Monday, March 01, 2010

HTSWL: The Small House Movement

“How Then Shall We Live?”

In keeping with our proposal at the start of this year, we are reviving a series from earlier years, on issues of affordable housing. Everyone hears about a shortage of it. Everyone reads about a city or county having special housing projects. But none of these address the issue on a large scale.

We've written here before about how, from 1950 to 2000, the average American home has doubled in size and hold half as many people. Until the recent bust of the housing bubble, virtually every developer wanted to emulate a string of mansions, one after the other, on a street named for the trees that were torn down to create it. One wonders how much less space people would buy if only it were available. Yet even now, in a city with hundreds of foreclosures in the past year, this writer is seeing "luxury condominium" projects take the place of more modest, if older, rental developments. And what if such a project cannot be assured of selling all its units right away? Turn them into "luxury apartments" which someone with the average income for the area might be able to afford. I make roughly that much, and I've been working for thirty years. But a kid right out of law school makes more than I do. Now, I can live without the amenities associated with so-called "luxury" housing. But if it's all that's being built ...

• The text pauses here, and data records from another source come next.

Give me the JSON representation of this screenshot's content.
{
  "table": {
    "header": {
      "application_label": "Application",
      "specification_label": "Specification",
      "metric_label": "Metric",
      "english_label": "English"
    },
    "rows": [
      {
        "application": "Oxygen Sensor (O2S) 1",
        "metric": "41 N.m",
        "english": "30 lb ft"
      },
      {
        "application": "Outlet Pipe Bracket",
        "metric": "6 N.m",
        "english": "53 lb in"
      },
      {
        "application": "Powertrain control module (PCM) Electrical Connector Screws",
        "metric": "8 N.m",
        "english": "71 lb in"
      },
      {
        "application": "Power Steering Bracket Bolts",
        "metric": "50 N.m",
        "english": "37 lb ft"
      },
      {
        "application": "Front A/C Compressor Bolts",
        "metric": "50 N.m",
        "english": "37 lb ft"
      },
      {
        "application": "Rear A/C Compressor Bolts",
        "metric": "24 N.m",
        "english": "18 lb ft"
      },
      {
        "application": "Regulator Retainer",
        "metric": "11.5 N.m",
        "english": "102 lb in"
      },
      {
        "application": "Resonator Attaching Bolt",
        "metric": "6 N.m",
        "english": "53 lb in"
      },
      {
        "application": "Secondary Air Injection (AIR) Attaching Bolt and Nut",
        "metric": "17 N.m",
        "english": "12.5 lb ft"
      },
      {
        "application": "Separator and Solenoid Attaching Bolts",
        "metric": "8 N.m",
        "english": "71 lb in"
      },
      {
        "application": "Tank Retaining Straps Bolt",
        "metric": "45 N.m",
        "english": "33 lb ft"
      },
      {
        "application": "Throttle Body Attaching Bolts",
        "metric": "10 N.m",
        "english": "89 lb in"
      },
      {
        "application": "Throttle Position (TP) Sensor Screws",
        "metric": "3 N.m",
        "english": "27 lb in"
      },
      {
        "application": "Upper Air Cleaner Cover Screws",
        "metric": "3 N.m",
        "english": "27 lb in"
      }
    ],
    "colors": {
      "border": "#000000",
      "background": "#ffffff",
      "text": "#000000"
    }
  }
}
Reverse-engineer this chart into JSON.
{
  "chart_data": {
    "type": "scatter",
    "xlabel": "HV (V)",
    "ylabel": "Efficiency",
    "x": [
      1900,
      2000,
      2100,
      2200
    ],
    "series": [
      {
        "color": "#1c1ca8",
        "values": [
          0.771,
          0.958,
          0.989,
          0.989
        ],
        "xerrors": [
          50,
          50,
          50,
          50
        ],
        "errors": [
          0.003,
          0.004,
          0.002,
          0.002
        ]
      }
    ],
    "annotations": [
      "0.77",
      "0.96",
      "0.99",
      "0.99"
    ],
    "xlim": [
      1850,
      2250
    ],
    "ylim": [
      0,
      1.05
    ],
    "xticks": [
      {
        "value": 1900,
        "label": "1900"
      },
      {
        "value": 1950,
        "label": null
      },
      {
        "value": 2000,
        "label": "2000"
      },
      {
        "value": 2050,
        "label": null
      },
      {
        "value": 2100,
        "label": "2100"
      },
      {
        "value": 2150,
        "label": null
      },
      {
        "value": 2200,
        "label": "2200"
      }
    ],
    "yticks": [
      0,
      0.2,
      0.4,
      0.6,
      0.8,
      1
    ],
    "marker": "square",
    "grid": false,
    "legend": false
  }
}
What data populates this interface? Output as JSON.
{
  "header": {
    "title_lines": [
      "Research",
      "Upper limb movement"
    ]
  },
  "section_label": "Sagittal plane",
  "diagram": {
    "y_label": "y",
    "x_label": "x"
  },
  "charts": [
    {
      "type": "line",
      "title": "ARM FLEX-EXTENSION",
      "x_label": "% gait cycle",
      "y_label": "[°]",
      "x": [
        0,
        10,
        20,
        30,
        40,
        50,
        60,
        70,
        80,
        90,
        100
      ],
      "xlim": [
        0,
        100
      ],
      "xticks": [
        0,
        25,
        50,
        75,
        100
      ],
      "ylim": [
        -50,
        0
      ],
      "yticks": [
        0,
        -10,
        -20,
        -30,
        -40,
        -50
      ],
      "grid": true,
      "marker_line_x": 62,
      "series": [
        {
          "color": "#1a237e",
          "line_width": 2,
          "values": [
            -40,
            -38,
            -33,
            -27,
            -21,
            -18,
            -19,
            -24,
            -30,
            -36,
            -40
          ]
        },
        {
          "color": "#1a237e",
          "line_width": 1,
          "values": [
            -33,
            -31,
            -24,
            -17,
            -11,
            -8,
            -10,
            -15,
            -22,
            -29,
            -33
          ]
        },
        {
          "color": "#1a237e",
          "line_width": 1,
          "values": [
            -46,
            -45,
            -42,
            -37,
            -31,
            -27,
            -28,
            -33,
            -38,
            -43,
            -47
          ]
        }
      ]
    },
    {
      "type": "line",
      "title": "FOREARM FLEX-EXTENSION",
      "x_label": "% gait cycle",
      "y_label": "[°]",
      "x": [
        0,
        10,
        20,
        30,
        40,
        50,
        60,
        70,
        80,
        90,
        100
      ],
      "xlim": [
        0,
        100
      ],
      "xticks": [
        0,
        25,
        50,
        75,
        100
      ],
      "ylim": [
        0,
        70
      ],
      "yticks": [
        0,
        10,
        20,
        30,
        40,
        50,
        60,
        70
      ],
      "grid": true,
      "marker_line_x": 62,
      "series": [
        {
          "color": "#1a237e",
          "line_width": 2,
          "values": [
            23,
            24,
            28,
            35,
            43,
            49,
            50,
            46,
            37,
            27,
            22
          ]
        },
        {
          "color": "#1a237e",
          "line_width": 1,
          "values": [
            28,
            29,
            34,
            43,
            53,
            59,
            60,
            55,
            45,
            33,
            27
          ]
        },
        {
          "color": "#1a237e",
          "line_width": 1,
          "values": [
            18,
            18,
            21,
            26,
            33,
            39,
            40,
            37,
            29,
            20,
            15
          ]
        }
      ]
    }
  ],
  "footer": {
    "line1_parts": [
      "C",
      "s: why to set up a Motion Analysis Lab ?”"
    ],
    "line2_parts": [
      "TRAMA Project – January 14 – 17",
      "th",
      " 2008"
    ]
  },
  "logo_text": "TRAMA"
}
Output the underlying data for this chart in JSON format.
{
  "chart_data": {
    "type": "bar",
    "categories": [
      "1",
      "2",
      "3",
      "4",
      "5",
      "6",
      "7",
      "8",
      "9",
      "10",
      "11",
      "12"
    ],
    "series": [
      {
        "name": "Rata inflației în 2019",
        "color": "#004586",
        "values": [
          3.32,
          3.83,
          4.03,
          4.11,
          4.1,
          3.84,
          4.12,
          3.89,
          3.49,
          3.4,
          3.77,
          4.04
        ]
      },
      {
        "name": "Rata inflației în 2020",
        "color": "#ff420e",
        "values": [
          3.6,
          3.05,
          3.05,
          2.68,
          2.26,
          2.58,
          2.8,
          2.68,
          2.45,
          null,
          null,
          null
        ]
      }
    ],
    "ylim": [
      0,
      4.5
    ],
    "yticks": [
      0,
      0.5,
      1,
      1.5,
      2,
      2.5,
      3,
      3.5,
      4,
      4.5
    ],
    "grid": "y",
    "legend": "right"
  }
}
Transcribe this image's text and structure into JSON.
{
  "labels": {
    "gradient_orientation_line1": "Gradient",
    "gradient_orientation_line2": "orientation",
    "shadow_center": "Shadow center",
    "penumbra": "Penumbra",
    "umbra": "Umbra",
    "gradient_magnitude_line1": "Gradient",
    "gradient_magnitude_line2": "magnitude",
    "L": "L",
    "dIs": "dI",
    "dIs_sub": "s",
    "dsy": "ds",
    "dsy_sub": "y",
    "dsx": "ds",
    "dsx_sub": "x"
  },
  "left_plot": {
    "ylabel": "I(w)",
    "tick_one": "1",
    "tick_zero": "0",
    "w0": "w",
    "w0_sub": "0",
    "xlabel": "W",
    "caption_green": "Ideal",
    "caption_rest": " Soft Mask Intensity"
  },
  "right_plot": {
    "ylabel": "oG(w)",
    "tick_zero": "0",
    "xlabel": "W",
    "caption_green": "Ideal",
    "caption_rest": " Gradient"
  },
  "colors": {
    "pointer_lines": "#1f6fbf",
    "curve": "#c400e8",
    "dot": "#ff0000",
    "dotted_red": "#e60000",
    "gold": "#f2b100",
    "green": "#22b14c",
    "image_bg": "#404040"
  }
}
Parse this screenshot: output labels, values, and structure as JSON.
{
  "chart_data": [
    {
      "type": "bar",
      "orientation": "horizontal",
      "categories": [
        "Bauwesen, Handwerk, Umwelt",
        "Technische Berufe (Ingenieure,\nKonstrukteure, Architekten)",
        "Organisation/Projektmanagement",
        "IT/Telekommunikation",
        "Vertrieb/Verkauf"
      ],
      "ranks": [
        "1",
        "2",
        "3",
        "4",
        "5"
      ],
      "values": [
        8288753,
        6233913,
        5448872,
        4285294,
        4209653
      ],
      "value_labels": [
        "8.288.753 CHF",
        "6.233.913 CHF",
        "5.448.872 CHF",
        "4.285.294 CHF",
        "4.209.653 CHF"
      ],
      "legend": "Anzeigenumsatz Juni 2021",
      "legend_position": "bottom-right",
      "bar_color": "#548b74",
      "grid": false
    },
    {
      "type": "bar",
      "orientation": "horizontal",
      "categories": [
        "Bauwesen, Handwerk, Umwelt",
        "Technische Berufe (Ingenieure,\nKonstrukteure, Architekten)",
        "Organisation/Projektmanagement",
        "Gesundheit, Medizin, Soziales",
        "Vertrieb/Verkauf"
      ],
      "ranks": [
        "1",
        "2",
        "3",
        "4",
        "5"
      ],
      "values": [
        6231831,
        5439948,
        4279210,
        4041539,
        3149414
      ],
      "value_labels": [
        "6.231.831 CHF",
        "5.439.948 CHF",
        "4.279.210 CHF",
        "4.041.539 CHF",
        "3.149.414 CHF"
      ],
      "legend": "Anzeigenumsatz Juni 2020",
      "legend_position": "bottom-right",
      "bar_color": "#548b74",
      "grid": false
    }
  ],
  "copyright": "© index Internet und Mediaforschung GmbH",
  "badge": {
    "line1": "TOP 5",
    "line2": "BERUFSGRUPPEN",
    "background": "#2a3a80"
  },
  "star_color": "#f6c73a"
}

Developers will say they charge what the market will bear, which says something about all those subprime loans and subsequent foreclosures, doesn't it? Maybe what they really do is charge what the market will get away with. People cannot bear living beyond their means indefinitely. And there's a larger picture as well. Whatever one's opinion about the "global warming" scare, the reality is that the USA uses a disproportionately high percentage of the earth's resources. (This trend goes across the political/ideological spectrum.) In fact, it would take five to six planet Earths just to have the rest of the world live as well as we do -- assuming they could pay for it. I'm not sure we can.

With the coming of spring and the inevitable seasonal upshot in housing sales, mwbh hopes to devote several pieces to various efforts, both in theory and in practice, to bringing the people an affordable place to live. We will focus particular attention on what is known as the “Small House Movement” (or the "tiny house movement," whatever). These solutions tend to be no more than one thousand square feet, and even as small as one hundred square feet.

How about ten square feet? Sound incredible? Then stick around this month, because we're already working on the series. Meanwhile, watch the video from a local newscast in Texas.

To learn more about the Small House Society, click here.


Slide show courtesy of smallhousestyle.com.
Used without permission or shame.

.

3 comments:

Dad29 said...

What counts, of course, is the free space able to be devoted to the storage of guns and ammo.

David L Alexander said...

That's what the bunker is for.

John said...

I feel like its a misguided mentality to simply sit and wait for space to run out like it already has in much of Europe and East Asia.

Or rather, not sit and wait, but build more and more strip housing developments.

Sad. No sense of foresight in how we utilize and appreciate God's world.